Kumbh Mela, a Hindu festival at the confluence of three sacred rivers, is the largest regular gathering of people on earth. Pilgrims come together at a time and place of divine indication, forming a massive swell of humanity from which a single type usually stands out: the sadhu, or holy man.
Hinduism’s wandering monks have been a feature of the Indian subcontinent for 3,000 years. They disdain the conventional way of life, cutting all ties with their family, hometown, and local caste group. They practice celibacy and let their hair grow into long, matted dreadlocks, acts of renunciation thought to infuse them with yogic potency. Their meager earnings come from begging, and beyond the paraphernalia they use for religious rituals they might own nothing more than a scrap of cloth and a cooking vessel.

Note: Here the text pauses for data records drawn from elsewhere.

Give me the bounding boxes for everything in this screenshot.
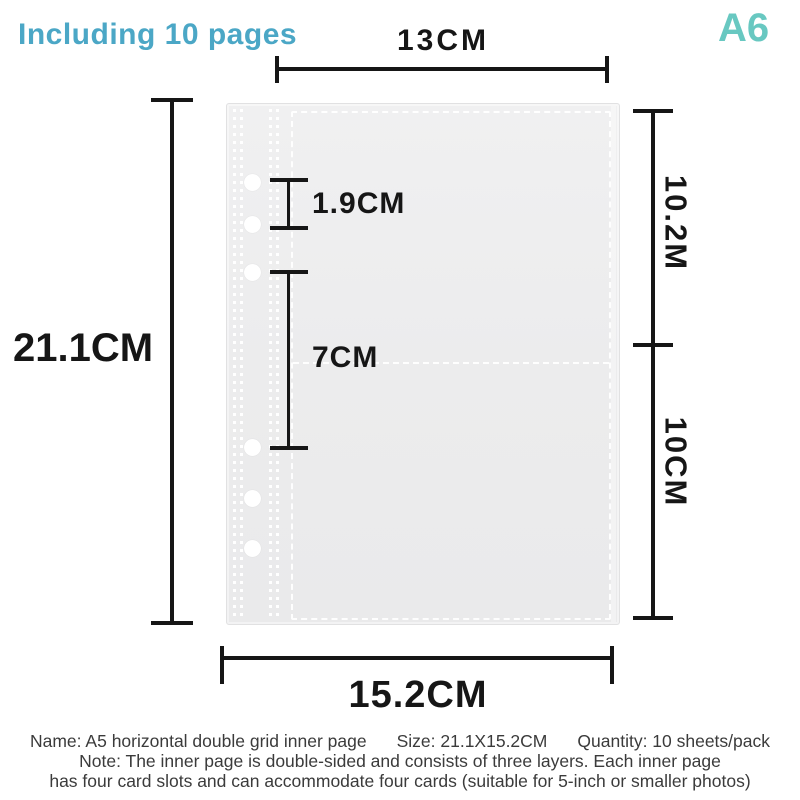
dim-overall-width-line <box>222 656 614 660</box>
dim-overall-height-line <box>170 100 174 623</box>
stitch-column <box>269 109 272 619</box>
dim-tick <box>270 178 308 182</box>
dim-top-width-line <box>277 67 609 71</box>
sleeve-right-edge <box>611 106 616 622</box>
stitch-column <box>276 109 279 619</box>
dim-pocket-height-line <box>287 272 290 450</box>
binder-hole <box>244 264 261 281</box>
binder-hole <box>244 540 261 557</box>
product-description: Name: A5 horizontal double grid inner pa… <box>0 731 800 791</box>
stitch-column <box>233 109 236 619</box>
dim-overall-height-label: 21.1CM <box>4 326 162 371</box>
dim-hole-gap-line <box>287 180 290 228</box>
dim-tick <box>605 56 609 83</box>
dim-tick <box>151 98 193 102</box>
dim-pocket-height-label: 7CM <box>312 341 378 375</box>
binder-hole <box>244 174 261 191</box>
dim-tick <box>151 621 193 625</box>
dim-tick <box>270 270 308 274</box>
dim-tick <box>633 616 673 620</box>
description-line-1: Name: A5 horizontal double grid inner pa… <box>0 731 800 751</box>
dim-right-sections-line <box>651 111 655 618</box>
binder-hole <box>244 216 261 233</box>
stitch-column <box>240 109 243 619</box>
dim-lower-section-label: 10CM <box>656 392 696 533</box>
dim-top-width-label: 13CM <box>277 24 609 58</box>
dim-upper-section-label: 10.2M <box>656 153 696 294</box>
dim-tick <box>275 56 279 83</box>
dim-tick <box>270 226 308 230</box>
dim-tick <box>220 646 224 684</box>
description-line-2: Note: The inner page is double-sided and… <box>0 751 800 771</box>
paper-size-code: A6 <box>718 6 769 51</box>
dim-tick <box>633 109 673 113</box>
dim-hole-gap-label: 1.9CM <box>312 187 405 221</box>
product-size-text: Size: 21.1X15.2CM <box>397 731 548 751</box>
product-quantity-text: Quantity: 10 sheets/pack <box>577 731 770 751</box>
dim-tick <box>610 646 614 684</box>
description-line-3: has four card slots and can accommodate … <box>0 771 800 791</box>
included-pages-note: Including 10 pages <box>18 18 297 52</box>
binder-hole <box>244 439 261 456</box>
binder-hole <box>244 490 261 507</box>
product-name-text: Name: A5 horizontal double grid inner pa… <box>30 731 367 751</box>
dim-tick <box>270 446 308 450</box>
dim-tick <box>633 343 673 347</box>
product-infographic: Including 10 pages A6 13CM 21.1CM 10.2M … <box>0 0 800 800</box>
dim-overall-width-label: 15.2CM <box>272 674 564 717</box>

These ascetics exist both inside and outside traditional Hindu society, Robert Lewis Gross writes in The Sadhus of India, “simultaneously on the edge of the world of men and the threshold of the Absolute.” Nowhere do they occupy this in-between space more dramatically than at the grand Mela, where they go from peripheral figures to masters of ceremonies.

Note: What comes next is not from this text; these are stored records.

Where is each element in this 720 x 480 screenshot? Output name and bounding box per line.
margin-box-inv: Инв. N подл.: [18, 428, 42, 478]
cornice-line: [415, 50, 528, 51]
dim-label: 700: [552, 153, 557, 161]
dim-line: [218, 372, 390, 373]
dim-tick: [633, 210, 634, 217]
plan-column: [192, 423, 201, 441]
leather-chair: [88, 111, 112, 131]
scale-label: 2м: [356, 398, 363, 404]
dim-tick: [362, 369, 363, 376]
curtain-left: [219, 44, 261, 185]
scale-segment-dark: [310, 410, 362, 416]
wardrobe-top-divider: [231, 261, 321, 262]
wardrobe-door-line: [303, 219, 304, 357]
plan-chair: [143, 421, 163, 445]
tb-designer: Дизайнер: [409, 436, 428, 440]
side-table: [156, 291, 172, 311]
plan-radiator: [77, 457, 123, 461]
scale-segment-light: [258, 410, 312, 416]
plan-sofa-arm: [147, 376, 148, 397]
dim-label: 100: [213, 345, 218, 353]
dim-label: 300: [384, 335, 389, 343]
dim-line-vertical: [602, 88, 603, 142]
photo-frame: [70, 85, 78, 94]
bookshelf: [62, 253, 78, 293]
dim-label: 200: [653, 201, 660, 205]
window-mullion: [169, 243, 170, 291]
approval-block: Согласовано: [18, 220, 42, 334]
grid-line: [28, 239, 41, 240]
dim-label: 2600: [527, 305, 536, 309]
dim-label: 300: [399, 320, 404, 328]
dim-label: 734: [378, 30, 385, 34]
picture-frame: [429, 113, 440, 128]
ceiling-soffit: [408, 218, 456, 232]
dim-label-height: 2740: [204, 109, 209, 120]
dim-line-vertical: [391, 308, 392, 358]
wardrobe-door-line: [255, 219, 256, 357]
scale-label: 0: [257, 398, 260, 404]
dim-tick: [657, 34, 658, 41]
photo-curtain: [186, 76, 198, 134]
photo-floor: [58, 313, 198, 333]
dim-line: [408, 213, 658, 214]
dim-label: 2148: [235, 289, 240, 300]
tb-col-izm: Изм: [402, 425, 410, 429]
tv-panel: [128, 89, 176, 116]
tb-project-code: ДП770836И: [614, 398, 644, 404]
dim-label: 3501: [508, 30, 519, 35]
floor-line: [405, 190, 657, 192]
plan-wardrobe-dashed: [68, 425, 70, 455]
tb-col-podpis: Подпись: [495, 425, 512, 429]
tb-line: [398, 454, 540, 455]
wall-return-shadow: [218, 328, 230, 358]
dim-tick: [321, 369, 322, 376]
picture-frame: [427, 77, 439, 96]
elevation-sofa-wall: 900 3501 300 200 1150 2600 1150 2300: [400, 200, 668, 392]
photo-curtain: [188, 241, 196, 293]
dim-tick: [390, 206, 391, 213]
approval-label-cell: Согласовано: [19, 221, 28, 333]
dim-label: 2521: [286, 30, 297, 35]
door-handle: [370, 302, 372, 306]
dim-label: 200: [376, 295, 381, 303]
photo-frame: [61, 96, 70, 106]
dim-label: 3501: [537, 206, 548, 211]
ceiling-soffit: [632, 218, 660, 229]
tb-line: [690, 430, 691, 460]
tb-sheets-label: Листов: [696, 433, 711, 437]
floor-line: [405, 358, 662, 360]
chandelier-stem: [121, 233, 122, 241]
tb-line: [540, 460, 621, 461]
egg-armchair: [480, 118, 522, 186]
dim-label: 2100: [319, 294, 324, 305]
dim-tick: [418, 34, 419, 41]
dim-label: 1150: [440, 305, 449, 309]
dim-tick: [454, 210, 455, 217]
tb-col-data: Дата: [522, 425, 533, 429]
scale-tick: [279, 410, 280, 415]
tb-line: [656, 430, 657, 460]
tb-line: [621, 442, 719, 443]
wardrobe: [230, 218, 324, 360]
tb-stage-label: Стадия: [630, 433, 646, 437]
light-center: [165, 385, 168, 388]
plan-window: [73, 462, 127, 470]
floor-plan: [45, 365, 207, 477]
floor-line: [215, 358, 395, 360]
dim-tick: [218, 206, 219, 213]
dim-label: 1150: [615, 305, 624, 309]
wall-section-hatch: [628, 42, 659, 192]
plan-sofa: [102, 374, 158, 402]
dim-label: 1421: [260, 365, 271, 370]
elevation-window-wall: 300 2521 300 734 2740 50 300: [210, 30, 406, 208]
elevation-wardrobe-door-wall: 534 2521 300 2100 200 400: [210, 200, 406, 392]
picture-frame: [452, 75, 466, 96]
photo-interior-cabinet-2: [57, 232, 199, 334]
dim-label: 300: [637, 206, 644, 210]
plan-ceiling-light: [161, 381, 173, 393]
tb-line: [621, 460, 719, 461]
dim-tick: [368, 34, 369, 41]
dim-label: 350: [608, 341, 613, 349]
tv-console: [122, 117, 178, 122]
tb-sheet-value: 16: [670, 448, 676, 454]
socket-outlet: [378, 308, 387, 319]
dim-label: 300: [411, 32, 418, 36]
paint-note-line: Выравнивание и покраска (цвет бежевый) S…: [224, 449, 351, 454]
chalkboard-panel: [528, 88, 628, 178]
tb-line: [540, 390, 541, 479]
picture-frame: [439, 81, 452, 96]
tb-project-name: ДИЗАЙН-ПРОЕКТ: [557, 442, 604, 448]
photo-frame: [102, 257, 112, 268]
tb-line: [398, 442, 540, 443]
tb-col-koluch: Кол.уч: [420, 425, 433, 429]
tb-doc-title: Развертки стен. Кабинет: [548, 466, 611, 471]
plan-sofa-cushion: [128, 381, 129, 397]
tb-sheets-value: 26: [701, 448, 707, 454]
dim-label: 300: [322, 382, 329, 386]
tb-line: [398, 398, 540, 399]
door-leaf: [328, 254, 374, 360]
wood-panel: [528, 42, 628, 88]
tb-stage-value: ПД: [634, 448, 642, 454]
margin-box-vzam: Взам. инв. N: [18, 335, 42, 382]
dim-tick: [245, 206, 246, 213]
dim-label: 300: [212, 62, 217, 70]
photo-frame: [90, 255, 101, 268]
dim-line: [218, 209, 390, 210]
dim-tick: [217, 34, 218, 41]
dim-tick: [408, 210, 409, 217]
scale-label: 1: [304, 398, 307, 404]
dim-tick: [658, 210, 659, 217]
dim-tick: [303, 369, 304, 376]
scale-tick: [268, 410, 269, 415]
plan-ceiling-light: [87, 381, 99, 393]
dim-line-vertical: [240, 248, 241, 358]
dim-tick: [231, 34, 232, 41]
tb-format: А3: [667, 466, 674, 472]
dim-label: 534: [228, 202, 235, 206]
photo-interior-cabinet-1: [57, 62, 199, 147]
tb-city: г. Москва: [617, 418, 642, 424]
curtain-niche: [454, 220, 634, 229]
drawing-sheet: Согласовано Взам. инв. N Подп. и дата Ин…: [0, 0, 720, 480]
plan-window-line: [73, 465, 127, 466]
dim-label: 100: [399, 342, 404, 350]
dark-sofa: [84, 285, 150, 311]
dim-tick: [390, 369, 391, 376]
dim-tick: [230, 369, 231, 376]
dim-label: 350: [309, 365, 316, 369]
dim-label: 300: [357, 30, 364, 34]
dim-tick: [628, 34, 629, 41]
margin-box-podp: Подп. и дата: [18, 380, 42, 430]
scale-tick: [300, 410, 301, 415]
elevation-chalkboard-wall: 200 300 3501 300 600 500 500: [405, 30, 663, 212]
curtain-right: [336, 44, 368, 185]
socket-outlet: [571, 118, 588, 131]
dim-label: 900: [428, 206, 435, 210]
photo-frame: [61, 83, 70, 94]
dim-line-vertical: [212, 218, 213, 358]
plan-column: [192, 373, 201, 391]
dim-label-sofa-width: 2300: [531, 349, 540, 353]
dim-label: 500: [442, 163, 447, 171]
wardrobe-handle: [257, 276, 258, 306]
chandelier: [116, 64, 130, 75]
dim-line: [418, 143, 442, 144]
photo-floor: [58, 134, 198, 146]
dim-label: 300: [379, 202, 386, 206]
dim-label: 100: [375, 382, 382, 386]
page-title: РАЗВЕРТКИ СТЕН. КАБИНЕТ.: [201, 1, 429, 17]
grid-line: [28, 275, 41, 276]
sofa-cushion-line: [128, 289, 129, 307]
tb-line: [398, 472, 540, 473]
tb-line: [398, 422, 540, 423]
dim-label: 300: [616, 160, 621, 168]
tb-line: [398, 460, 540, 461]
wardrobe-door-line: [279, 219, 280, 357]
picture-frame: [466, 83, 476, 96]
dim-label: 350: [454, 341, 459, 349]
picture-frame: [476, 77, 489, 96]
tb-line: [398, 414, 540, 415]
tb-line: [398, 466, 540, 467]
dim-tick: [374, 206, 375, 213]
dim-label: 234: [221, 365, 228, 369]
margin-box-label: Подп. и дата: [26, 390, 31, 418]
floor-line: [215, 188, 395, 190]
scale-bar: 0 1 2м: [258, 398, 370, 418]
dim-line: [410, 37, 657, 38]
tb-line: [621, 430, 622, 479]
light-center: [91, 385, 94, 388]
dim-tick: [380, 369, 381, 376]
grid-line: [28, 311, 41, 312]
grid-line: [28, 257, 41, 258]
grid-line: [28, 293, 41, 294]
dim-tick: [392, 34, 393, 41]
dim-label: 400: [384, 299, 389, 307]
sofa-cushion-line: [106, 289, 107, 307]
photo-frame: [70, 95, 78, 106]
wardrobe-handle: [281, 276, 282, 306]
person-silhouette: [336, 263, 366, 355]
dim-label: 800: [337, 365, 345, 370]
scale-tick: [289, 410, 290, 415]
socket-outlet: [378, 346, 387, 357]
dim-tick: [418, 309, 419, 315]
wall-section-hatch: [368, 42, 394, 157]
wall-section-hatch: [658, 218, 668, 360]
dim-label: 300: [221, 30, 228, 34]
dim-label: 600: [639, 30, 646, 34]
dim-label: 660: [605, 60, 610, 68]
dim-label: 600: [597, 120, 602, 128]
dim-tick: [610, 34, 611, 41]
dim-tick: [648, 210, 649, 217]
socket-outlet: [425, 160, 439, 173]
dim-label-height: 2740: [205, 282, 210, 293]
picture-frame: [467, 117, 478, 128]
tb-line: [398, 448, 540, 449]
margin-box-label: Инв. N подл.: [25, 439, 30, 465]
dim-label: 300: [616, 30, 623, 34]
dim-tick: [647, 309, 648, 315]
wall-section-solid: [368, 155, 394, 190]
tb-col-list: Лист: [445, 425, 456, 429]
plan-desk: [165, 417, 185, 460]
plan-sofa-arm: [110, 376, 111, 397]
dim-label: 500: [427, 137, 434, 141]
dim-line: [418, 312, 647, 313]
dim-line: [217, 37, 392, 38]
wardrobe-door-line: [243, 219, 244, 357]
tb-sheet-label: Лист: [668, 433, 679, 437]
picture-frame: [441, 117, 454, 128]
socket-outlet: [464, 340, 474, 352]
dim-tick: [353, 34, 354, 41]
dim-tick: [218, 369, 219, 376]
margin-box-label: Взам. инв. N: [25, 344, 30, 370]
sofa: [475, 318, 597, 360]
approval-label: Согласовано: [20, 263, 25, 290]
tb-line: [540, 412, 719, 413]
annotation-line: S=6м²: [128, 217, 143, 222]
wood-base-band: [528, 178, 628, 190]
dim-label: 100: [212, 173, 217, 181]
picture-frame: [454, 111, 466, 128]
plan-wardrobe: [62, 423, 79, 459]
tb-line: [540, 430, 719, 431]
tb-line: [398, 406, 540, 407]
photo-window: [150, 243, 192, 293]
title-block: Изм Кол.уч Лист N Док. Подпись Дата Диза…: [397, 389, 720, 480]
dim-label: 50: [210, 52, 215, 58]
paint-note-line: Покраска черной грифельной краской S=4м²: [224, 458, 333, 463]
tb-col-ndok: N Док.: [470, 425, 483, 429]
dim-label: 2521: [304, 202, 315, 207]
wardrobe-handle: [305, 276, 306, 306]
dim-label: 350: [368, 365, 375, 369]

An elite type of sadhu comes to the fore during the morning cleansing ritual. This is the naga sadhus, or naked sadhus, who join to escort pilgrims to the river. They cover themselves in ash, their ghostly pallor suggesting processes of cremation and sacrifice and the ultimate immateriality of the flesh. And they take on a militant air as they lead the charge, waving spears and tridents. Until recently, rival naga sadhu sects did vicious battle for river access. Their wild side now takes milder forms, like smoking hashish and performing feats of strength. (Some of these latter involve the penis.)
Unlike ordinary holy men, the naga sadhus, inspire both fear and respect. They disrupt the social order, even as they remain a somewhat volatile part of it, and inject the Mela’s regenerative rituals with a primeval hint of danger.